I bought an Ultrawide (And I mean ULTRA) monitor and also used the opportunity to jump on the PC monitor OLED train. In the past I used a janky Gamescope setup and stretch my image over all screen, but now I have a screen that just dose a stupidly ultra wide image from factory.
I got it for under 1000 euro on sale and it is extremely good for the price. OLED is always way to good compared to IPS or VA (Fuck VA) and makes games look like they use RTX without using it. It is this good. The thing people tell other about replaying there favorite games because of the new very good image is true, no joke. The sub-pixel layout causes slight text fringing but over all feels like a higher resolution screen then it is, the IPS 1440p I had before looked low res compared. BUT it is not perfect. It uses the same panel as the G9 from Samsung and has the same issues like Image refreshing, more bad the good settings and a bad firmware upgrade tool. It also had a firmware bug in the past that took to long to be fixed by the manufacture from what I read. AKA. it s important to once boot Windows so you can update the firmware with the tool from the website. I can not check my current firmware because it is only displayed in the developer settings (Don't enter it, it remembers it and the manufacturer will, maybe, who knows, not honer the warranty. Happened in the past with other OLED manufacturer's (allegedly). Same with OLED care settings, keep AT LEAST the defaults on) and in the update software and hell no I will never boot Windows on my PC if it can be avoided. I would highly recommend to not buy the 240hz version. The included display protocol dose not support this high of a resolution and refreshrate and uses DSC (Display stream compression) to force it. It can work but 144hz is native without any compression aka. RAW. I mean if you buy OLED why compromise in anything.
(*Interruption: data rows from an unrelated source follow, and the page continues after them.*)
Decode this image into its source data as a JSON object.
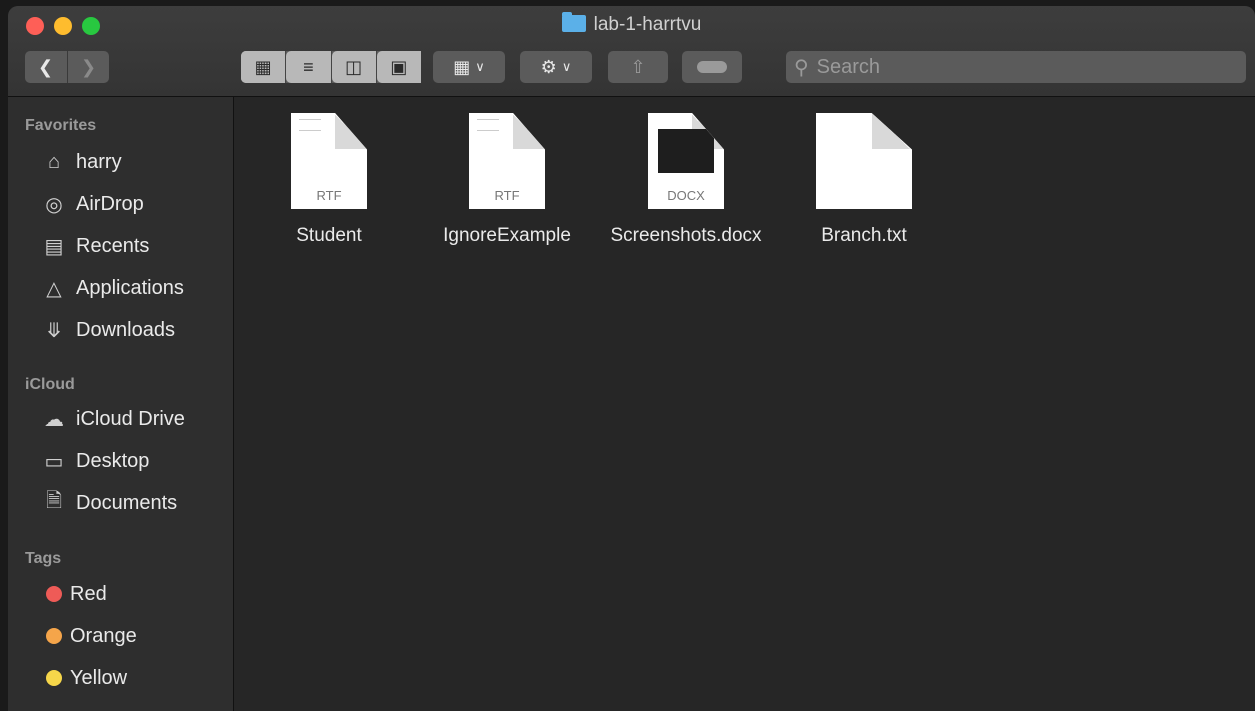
{
  "window": {
    "title": "lab-1-harrtvu"
  },
  "toolbar": {
    "back_icon": "chevron-left-icon",
    "forward_icon": "chevron-right-icon",
    "search_placeholder": "Search"
  },
  "sidebar": {
    "favorites_label": "Favorites",
    "favorites": [
      {
        "label": "harry",
        "icon": "home-icon"
      },
      {
        "label": "AirDrop",
        "icon": "airdrop-icon"
      },
      {
        "label": "Recents",
        "icon": "recents-icon"
      },
      {
        "label": "Applications",
        "icon": "applications-icon"
      },
      {
        "label": "Downloads",
        "icon": "downloads-icon"
      }
    ],
    "icloud_label": "iCloud",
    "icloud": [
      {
        "label": "iCloud Drive",
        "icon": "cloud-icon"
      },
      {
        "label": "Desktop",
        "icon": "desktop-icon"
      },
      {
        "label": "Documents",
        "icon": "documents-icon"
      }
    ],
    "tags_label": "Tags",
    "tags": [
      {
        "label": "Red",
        "color": "#ee5b57"
      },
      {
        "label": "Orange",
        "color": "#f5a54a"
      },
      {
        "label": "Yellow",
        "color": "#f6d64a"
      }
    ]
  },
  "files": [
    {
      "name": "Student",
      "ext": "RTF"
    },
    {
      "name": "IgnoreExample",
      "ext": "RTF"
    },
    {
      "name": "Screenshots.docx",
      "ext": "DOCX"
    },
    {
      "name": "Branch.txt",
      "ext": ""
    }
  ]
}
In SDR set it to "Standard" in HDR to "HDR True Black". That's more or less the Reference image without BS applied to the image. "HDR Game" apply s BS that causes film grain like noise in fully black areas same with other"HDR Bla Bla" modes. In True Black mode the image can be way to bright and to dark at the same time, more or less RAW image output without any compromise for "better" gaming use or whatever manufacture's call that screen filter stuff.
I use a script to enable and disable HDR with a hotkey. It is a must because else you burn your eyes out while reading and enabling it manually is annoying. It requires to enable the Color space too but that's easy. More about that stuff can be found in my "Linux with HDR" entry, linked in sources section.
Ambiglow is a nice addition and looks fine, the Ambilight on my OLED TV is far better but still nice to have. Sadly the implementation on the monitor is bad and HDR causes flicker. It can only be fixed by setting the Screen to "HDR True Black" as I already recommended. On any other HDR setting it flickers like crazy. I also enabled Screensaver slow, Pixel orbiting "Normal" (can be dis-orientating if you intensely reading something) and Auto-Warning. The OSD is set to 60 Seconds so I can read what I am doing. Ambiglow is set to Video and brightest.
I set the Settings in KDE to 144hz, 5120x1440 and VRR to Automatic. Color accuracy "Prefer efficiency", Color profile to "Build-In" and Scaling to 100%.
For the Colors and HDR settings is use the following:
It is a nice monitor but comes with all OLED downsides including the need to set everything to "Black" in the Linux OS and lowering the brightness outside of gaming. Not displaying something way to long on screen is also bad and you must keep the display plugged in to wall power all the time so it can do it's OLED maintenance. You MUST! Is OLED here to stay, I don't think so, not but it is the best we have and at least the next many few years the best option for a good image without compromises in the picture (except the usability and maintenance LOL).